阪本順治監督が指摘する伊藤健太郎の魅力 “親子”のような2人が『冬薔薇』を語る
伊藤健太郎がスクリーンに帰ってきた。しかも阪本順治脚本・監督作で。映画ファンの多くが心が沸き立つ監督と主演のタッグに、情報発表時から大きな注目が集まっていた映画『冬薔薇(ふゆそうび)』。何をやっても中途半端な主人公・淳を伊藤が演じること、しかも阪本監督によるアテ書きであること、日本映画を支える錚々たる役者陣が揃っていることなど、伊藤のために作られたと言っても過言ではない一作に仕上がっている。取材前から仲の良さを感じさせるコミュニケーションを取っていた阪本監督と伊藤。2人が本作にどんな思いを込めたのか、じっくりと話を聞いた。
伊藤健太郎「本当に刺激しかない時間でした」
――取材前、阪本監督が「けんちゃん」と呼んでいたのに驚いたのですが(笑)、普段からそう呼んでいたのですか?
阪本順治(以下、阪本):あ、初めて言ったかもしれない(笑)。
伊藤健太郎(以下、伊藤):嬉しいです(笑)。
――2人の仲の良さが垣間見えますが、伊藤さんにとって阪本監督はどんな方ですか?
伊藤:お父さんですね(笑)。
阪本:お父さんって……。
伊藤:いや、本当に。いろんな新しいことを教えていただきましたし、刺激もいただきました。自分にとってはまた新しい役者人生というか、第二の役者人生がこの映画から始まると思っています。だから今日(取材は『冬薔薇』完成披露上映会当日)は僕の中でとても大切な日になっています。
――再始動後、最初の出演作が阪本監督だったのは大きかったですか?
伊藤:めちゃくちゃ大きかったです。1カ月間、ロケ地に泊まりっぱなしで、撮影させていただいたこと、大先輩方の演技を間近で見させてもらったこと、本当に刺激しかない時間でした。
――阪本監督にとって伊藤さんはどういう存在ですか?
阪本:(真剣な表情で)まぁ、“養子”にするにはまだ早いかな。
一同:(爆笑)
阪本:40歳も離れた俳優さんを迎えるのは初めてだし、そんなことはもう一生ないと思ってました。自分の書く脚本のセリフや行いが、今の20代前半の子たちから乖離していたら嫌だなぁっていうのもあったんです。でも、健太郎に出会ってから撮影を進めていく中で、最初に心配していたものは何もありませんでした。やっぱり映画を作るメンバーは、そういう“溝”を取っ払ってくれるんだなと。健太郎との仕事は、とても新鮮な体験をさせてもらったし、こういうオファーが来なかったらずっと(石橋)蓮司さんとやってましたね(笑)。(※石橋蓮司は阪本順治監督作に多数出演)

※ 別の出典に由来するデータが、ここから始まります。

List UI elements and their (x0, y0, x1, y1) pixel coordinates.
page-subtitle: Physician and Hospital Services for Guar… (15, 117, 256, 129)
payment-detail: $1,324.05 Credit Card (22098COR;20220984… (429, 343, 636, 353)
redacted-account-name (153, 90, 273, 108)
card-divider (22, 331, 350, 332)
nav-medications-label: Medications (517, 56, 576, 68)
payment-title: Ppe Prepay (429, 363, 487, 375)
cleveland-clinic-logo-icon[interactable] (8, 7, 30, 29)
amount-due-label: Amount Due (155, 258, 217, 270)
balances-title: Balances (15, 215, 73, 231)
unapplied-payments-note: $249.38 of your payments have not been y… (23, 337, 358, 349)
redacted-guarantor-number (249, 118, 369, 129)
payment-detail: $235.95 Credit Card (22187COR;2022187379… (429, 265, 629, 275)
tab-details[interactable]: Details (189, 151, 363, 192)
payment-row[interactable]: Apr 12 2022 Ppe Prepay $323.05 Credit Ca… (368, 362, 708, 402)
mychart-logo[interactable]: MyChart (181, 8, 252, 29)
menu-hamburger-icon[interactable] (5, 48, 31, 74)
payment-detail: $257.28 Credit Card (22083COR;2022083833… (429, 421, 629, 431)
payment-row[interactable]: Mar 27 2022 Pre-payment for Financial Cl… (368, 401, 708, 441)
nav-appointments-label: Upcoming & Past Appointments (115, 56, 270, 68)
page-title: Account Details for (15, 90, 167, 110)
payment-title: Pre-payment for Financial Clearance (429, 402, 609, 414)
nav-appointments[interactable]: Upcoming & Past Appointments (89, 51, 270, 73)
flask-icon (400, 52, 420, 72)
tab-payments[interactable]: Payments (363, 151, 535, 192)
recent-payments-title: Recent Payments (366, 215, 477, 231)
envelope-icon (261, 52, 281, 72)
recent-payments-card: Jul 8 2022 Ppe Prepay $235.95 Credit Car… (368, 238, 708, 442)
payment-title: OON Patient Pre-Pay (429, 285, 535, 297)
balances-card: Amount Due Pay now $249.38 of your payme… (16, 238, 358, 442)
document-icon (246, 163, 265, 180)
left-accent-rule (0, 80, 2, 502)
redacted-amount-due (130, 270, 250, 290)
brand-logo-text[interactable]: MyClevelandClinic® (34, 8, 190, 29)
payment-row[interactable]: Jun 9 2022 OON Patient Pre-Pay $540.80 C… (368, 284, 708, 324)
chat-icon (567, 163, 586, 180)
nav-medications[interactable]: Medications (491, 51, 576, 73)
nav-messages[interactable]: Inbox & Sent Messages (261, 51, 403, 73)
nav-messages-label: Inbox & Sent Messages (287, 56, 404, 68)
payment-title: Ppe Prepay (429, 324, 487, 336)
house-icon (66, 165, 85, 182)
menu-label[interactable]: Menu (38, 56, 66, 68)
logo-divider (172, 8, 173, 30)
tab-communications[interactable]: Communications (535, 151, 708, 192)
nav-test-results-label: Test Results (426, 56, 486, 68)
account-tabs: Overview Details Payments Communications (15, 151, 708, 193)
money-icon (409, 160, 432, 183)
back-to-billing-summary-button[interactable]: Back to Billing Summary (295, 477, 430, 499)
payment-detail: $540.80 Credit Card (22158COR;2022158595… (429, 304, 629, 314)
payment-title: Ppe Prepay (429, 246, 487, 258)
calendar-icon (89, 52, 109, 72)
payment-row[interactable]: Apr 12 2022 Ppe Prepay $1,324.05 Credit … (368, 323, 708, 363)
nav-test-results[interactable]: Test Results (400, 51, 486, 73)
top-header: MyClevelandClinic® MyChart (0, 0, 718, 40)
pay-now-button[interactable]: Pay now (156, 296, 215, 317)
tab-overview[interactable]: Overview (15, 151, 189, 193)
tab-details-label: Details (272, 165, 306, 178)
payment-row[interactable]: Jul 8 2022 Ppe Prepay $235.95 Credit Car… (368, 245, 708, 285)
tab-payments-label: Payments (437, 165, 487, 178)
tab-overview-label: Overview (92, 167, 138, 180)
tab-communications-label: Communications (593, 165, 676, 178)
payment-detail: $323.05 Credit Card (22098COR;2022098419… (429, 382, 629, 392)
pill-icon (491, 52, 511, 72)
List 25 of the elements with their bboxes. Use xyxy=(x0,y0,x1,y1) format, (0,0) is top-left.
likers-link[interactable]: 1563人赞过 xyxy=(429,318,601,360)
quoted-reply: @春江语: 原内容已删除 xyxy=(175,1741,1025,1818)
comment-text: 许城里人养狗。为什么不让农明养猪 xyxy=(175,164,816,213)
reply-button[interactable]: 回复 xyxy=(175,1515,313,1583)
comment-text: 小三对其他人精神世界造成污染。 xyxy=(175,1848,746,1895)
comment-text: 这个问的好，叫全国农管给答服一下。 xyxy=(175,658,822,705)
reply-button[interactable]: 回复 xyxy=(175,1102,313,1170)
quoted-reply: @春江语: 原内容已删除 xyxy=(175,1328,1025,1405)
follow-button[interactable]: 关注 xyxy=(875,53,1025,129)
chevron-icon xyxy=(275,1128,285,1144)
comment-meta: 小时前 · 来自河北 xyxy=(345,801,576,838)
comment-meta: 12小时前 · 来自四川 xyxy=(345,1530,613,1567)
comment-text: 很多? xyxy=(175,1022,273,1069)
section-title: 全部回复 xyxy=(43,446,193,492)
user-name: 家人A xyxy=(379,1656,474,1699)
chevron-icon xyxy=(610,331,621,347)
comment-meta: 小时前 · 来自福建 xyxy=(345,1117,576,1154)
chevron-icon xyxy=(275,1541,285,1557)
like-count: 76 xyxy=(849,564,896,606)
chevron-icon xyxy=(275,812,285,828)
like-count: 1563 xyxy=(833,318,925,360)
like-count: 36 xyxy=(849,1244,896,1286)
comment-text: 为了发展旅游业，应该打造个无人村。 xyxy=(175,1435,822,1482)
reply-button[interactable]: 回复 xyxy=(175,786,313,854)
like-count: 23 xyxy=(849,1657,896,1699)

――ただ、淳という主人公像にせよ、ラストの展開にせよ、ともすれば伊藤さんへの非常に厳しいメッセージでもあるようにも感じました。
阪本:健太郎は「喜びを感じる現場だった」と言ってくれていましたけど、演じるにあたってはかなり追い詰められたと思います。僕が追い詰めたってことになるんですが。すこし意地悪な言い方になってしまいますが、追い込まれた時に彼はどんな芝居をするのかなと思いながら現場では接していました。結果として、見事にその期待に応えてくれました。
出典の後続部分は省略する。